Mineral, oil and energy resources are still vital to sustaining Australia’s ongoing economic prosperity, directly contributing more than 8 per cent of Australia’s GDP.
Australia’s resources sector
Resource operations produce 40% of Australia’s exports and are often located in remote and regional areas of Australia, which cover 85% of the Australian land mass (see also Agriculture, Chapter 10). However, the vast distances present numerous challenges in service delivery, freight distribution and telecommunications, many of which can be solved via the application of robotic technologies – a point acknowledged by the Minister for Resources and Northern Australia, Senator the Hon Matt Canavan. In his speech at the National Press Club 28 March 2018, he said that automation “fundamentally changes the geography of mining” [RE18]. As noted in Australia 2030: Prosperity through innovation (the Innovation and Science Australia 2030 plan, p18) [ISA17], Australia leads the world in mining automation technologies. This allows the Australian resources sector to operate safely and more efficiently in remote and harsh conditions (AT17).
Mineral, oil and energy resources are still vital to sustaining Australia’s ongoing economic prosperity, directly contributing more than 8 per cent of Australia’s GDP. The Resources sector dominates Australia’s export income, leading to massive investment in regional infrastructure, the development of an extensive industry support network and providing substantial direct and indirect employment, particularly in regional areas of Australia. In 2017, the resources sector employed more than 200,000 people and generated $AU205 billion in export revenue – 40 per cent of the nation’s export earnings. The sector has made significant improvements in health and safety over the past decade, reducing the incidence of both fatal and serious injuries. Worker fatalities have decreased 65 per cent from 12.4 worker fatalities per 100,000 workers in 2003, to 4.4 in 2015. However, the sector still has one of the highest fatality rates of any industry with an average of 9 workers dying each year. In addition to direct-mining activities, Australia’s Mining Equipment and Technology Services (METS) sector (the backbone of the resource supply chain) employs 386,000 people and delivers $AU90 billion to the Australian economy. However, over the past 20 years, half of Australia’s share of global exploration investment has moved offshore to countries where the technical risk of exploration is considered lower [AM17].
Australia’s METS sector is diverse and mainly comprised of SMEs (1-199 people) that provide specialised products and solutions for mineral exploration, extraction, and mining supply chains. This includes equipment manufacturers, engineering services, mine software products and other related equipment, services and technologies, where the primary function of the division, department, or specialty company is to support the mining and mineral extraction industries. METS companies derive most of their revenue from products and services supplied to the mining sector and, consequently, there is a mutually beneficial relationship between the METS and mining sectors. METS companies focus on developing solutions and providing services to mining companies, both domestically and globally. They are innovative and have a deserved reputation for developing cutting edge technologies. The partnership of both METS and mining companies with publicly funded research organisations (PFROs) has resulted in world-class outcomes, which have been deployed not only within the mining industry, but also in adjacent industries including the defence, automotive and manufacturing sectors.

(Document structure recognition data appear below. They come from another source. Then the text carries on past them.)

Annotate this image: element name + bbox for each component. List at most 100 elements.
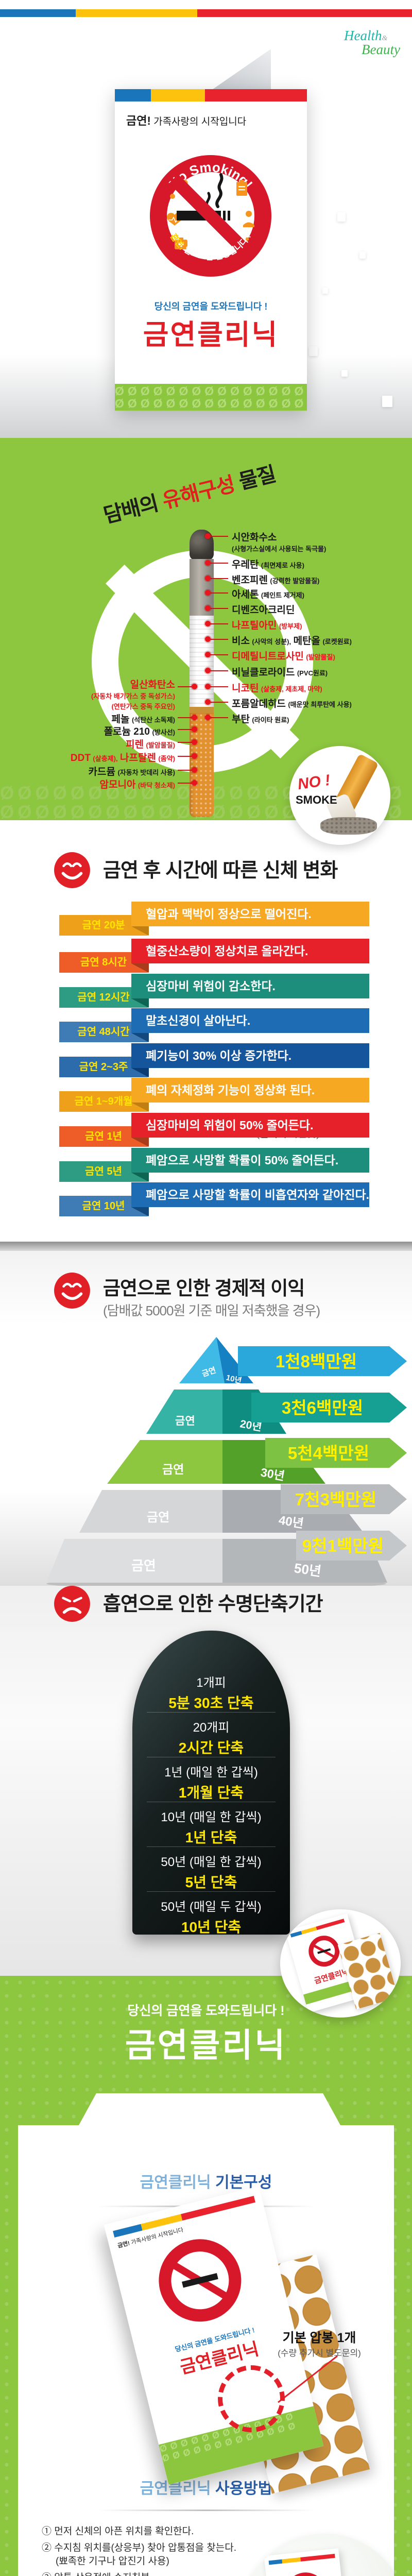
change-row: 혈중산소량이 정상치로 올라간다. 금연 8시간 <box>0 939 412 975</box>
change-desc: 혈압과 맥박이 정상으로 떨어진다. <box>131 902 369 926</box>
pyramid-amount: 5천4백만원 <box>288 1444 369 1463</box>
toxin-label: DDT (살충제), 나프탈렌 (좀약) <box>70 753 175 764</box>
change-row: 심장마비 위험이 감소한다. 금연 12시간 <box>0 974 412 1010</box>
point-dot <box>205 699 211 705</box>
toxin-label: 카드뮴 (자동차 밧데리 사용) <box>88 767 175 777</box>
callout-sub: (수량 추가시 별도문의) <box>278 2348 361 2358</box>
economic-subtitle: (담배값 5000원 기준 매일 저축했을 경우) <box>103 1303 320 1318</box>
point-dot <box>192 753 197 759</box>
pyramid-amount: 9천1백만원 <box>302 1536 384 1555</box>
ash-pile <box>320 817 377 835</box>
toxin-label: 페놀 (석탄산 소독제) <box>111 714 175 725</box>
pyramid-prefix: 금연 <box>162 1463 184 1476</box>
toxin-title-pre: 담배의 <box>101 490 166 528</box>
leader-line <box>178 756 197 757</box>
change-row: 말초신경이 살아난다. 금연 48시간 <box>0 1008 412 1044</box>
ribbon-fold <box>131 1207 149 1216</box>
toxin-label: 비소 (사악의 성분), 메탄올 (로켓원료) <box>232 636 352 647</box>
pyramid-amount: 1천8백만원 <box>276 1352 357 1371</box>
toxin-label: 니코틴 (살충제, 제초제, 마약) <box>232 683 322 694</box>
leader-line <box>178 686 197 687</box>
change-row: 폐암으로 사망할 확률이 비흡연자와 같아진다. 금연 10년 <box>0 1182 412 1218</box>
pyramid-prefix: 금연 <box>131 1558 156 1573</box>
point-dot <box>205 668 211 673</box>
point-dot <box>205 605 211 611</box>
change-row: 폐의 자체정화 기능이 정상화 된다. 금연 1~9개월 <box>0 1078 412 1114</box>
point-dot <box>192 767 197 773</box>
ribbon-fold <box>131 1103 149 1112</box>
leader-line <box>178 742 197 743</box>
product-photo-oval: 금연클리닉 <box>280 1909 401 2018</box>
happy-smiley-icon <box>54 852 90 888</box>
toxin-label: 디메틸니트로사민 (발암물질) <box>232 651 335 662</box>
toxin-title-post: 물질 <box>231 463 278 495</box>
deco-square <box>322 287 328 294</box>
lifespan-row: 1개피 5분 30초 단축 <box>146 1668 276 1713</box>
deco-square <box>309 346 318 356</box>
point-dot <box>205 652 211 657</box>
point-dot <box>205 621 211 626</box>
change-desc: 말초신경이 살아난다. <box>131 1008 369 1033</box>
toxin-label: 비닐클로라이드 (PVC원료) <box>232 667 328 678</box>
cover-card: 금연! 가족사랑의 시작입니다 No Smoking! <box>115 89 307 411</box>
deco-square <box>382 396 392 407</box>
toxin-label: 우레탄 (최면제로 사용) <box>232 560 304 570</box>
leader-line <box>178 729 197 730</box>
cover-tagline: 당신의 금연을 도와드립니다 ! <box>154 301 268 312</box>
cigarette-goldband <box>190 707 214 713</box>
usage-step: ① 먼저 신체의 아픈 위치를 확인한다. <box>42 2526 194 2537</box>
leader-line <box>178 717 197 718</box>
pyramid-years: 50년 <box>293 1560 322 1579</box>
pyramid-amount: 7천3백만원 <box>295 1490 376 1509</box>
leader-line <box>208 654 228 655</box>
lifespan-row: 50년 (매일 두 갑씩) 10년 단축 <box>161 1900 262 1935</box>
point-dot <box>205 684 211 689</box>
clinic-panel: 금연클리닉 기본구성 금연! 가족사랑의 시작입니다 당신의 금연을 도와드립니… <box>18 2093 394 2576</box>
ribbon-fold <box>131 1173 149 1182</box>
usage-step: ② 수지침 위치를(상응부) 찾아 압통점을 찾는다. (뾰족한 기구나 압진기… <box>42 2543 236 2567</box>
no-label: NO ! <box>296 771 332 793</box>
lifespan-row: 10년 (매일 한 갑씩) 1년 단축 <box>146 1802 276 1847</box>
leader-line <box>208 608 228 609</box>
savings-pyramid: 금연 10년 금연 20년 금연 30년 금연 40년 금연 50년 1천8백만… <box>46 1337 407 1587</box>
clinic-section: 금연클리닉 당신의 금연을 도와드립니다 ! 금연클리닉 금연클리닉 기본구성 … <box>0 1909 412 2576</box>
toxin-label: 암모니아 (바닥 청소제) <box>99 779 175 790</box>
leader-line <box>208 639 228 640</box>
leader-line <box>208 717 228 718</box>
cover-headline: 금연! 가족사랑의 시작입니다 <box>126 112 246 128</box>
composition-title: 금연클리닉 기본구성 <box>140 2174 272 2191</box>
title-divider <box>98 2510 314 2511</box>
no-smoking-badge: No Smoking! <box>150 155 271 277</box>
section-divider <box>0 1242 412 1251</box>
sad-smiley-icon <box>54 1586 90 1622</box>
change-row: 폐암으로 사망할 확률이 50% 줄어든다. 금연 5년 <box>0 1148 412 1184</box>
economic-title: 금연으로 인한 경제적 이익 <box>103 1278 305 1299</box>
cover-title: 금연클리닉 <box>143 319 279 350</box>
point-dot <box>192 780 197 786</box>
cover-headline-rest: 가족사랑의 시작입니다 <box>150 116 247 127</box>
card-stripe <box>115 89 307 101</box>
change-row: 혈압과 맥박이 정상으로 떨어진다. 금연 20분 <box>0 902 412 938</box>
page-curl <box>211 49 271 91</box>
ribbon-fold <box>131 1033 149 1042</box>
toxin-label: 벤조피렌 (강력한 발암물질) <box>232 575 320 586</box>
leader-line <box>208 563 228 564</box>
happy-smiley-icon <box>54 1273 90 1309</box>
stripe-yellow <box>76 9 197 17</box>
change-desc: 심장마비 위험이 감소한다. <box>131 974 369 998</box>
toxin-label: 포름알데히드 (매운맛 최루탄에 사용) <box>232 699 352 709</box>
ribbon-fold <box>131 926 149 936</box>
smoke-label: SMOKE <box>296 793 337 806</box>
mini-no-smoking-badge <box>150 2230 250 2331</box>
point-dot <box>205 636 211 642</box>
leader-line <box>208 702 228 703</box>
change-row: 심장마비의 위험이 50% 줄어든다. 금연 1년 <box>0 1113 412 1149</box>
brand-health: Health <box>344 28 382 43</box>
ribbon-fold <box>131 1138 149 1147</box>
point-dot <box>192 739 197 745</box>
toxin-label: 일산화탄소 (자동차 배기가스 중 독성가스) (연탄가스 중독 주요인) <box>91 680 175 710</box>
leader-line <box>208 686 228 687</box>
ribbon-fold <box>131 998 149 1008</box>
stripe-red <box>197 9 412 17</box>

Australia has abundant supplies of mineral resources, oil and gas, including the world’s largest reserves of lead, nickel, uranium and zinc. It is one of the top exporters of bauxite, alumina, iron ore, zinc, coal and the world’s largest exporter of liquid natural gas (LNG).
Australia is a secure source of rare earth elements (REE) and lithium, critical in the supply chain for modern transport and consumer goods. For example, REE are required for the magnets used in electric motors (modern cars), while lithium is required for use in batteries. Australia is the leading global supplier of mining related software and mining related consulting services. Australia also has considerable capacity in general mining services, mining construction (ECPM Services), after-market engineering services and contract mining services. Leading original equipment manufacturers (OEMs) such as Caterpillar, Komatsu and Atlas Copco (Epiroc) see Australia as the ideal testbed for advanced autonomous mining equipment.
Resource-based primary companies are likely to significantly embrace automation and robotics solutions over the next 15 years, which will have a positive effect on the overall productivity of the industry. The impact on the METS sector will directly relate to how well it adapts and develops automation and robotics capacity to meet this need, both on a local and international scale. However, greater automation may reduce jobs, or at least will change the types of jobs available. Over the five years to November 2020, employment in the mining industry is projected to decrease by 14.1 per cent nationally [DE16]. In his speech on 28 March 2018, Minister Canavan announced the establishment of a taskforce to lead development of a new resources statement, for release later in 2018 [RE18]. The work of the taskforce will encompass new ideas, new technologies, and policies to “attract investment, contribute to regional economic progress, build community support, simplify business, find new minerals, and ensure that Australia gets best use of its mineral resources before they are exported.” There is a clear role for robotics and automation in achieving all this, and the robotics industry welcomes the opportunity to engage with the taskforce by connecting contributors.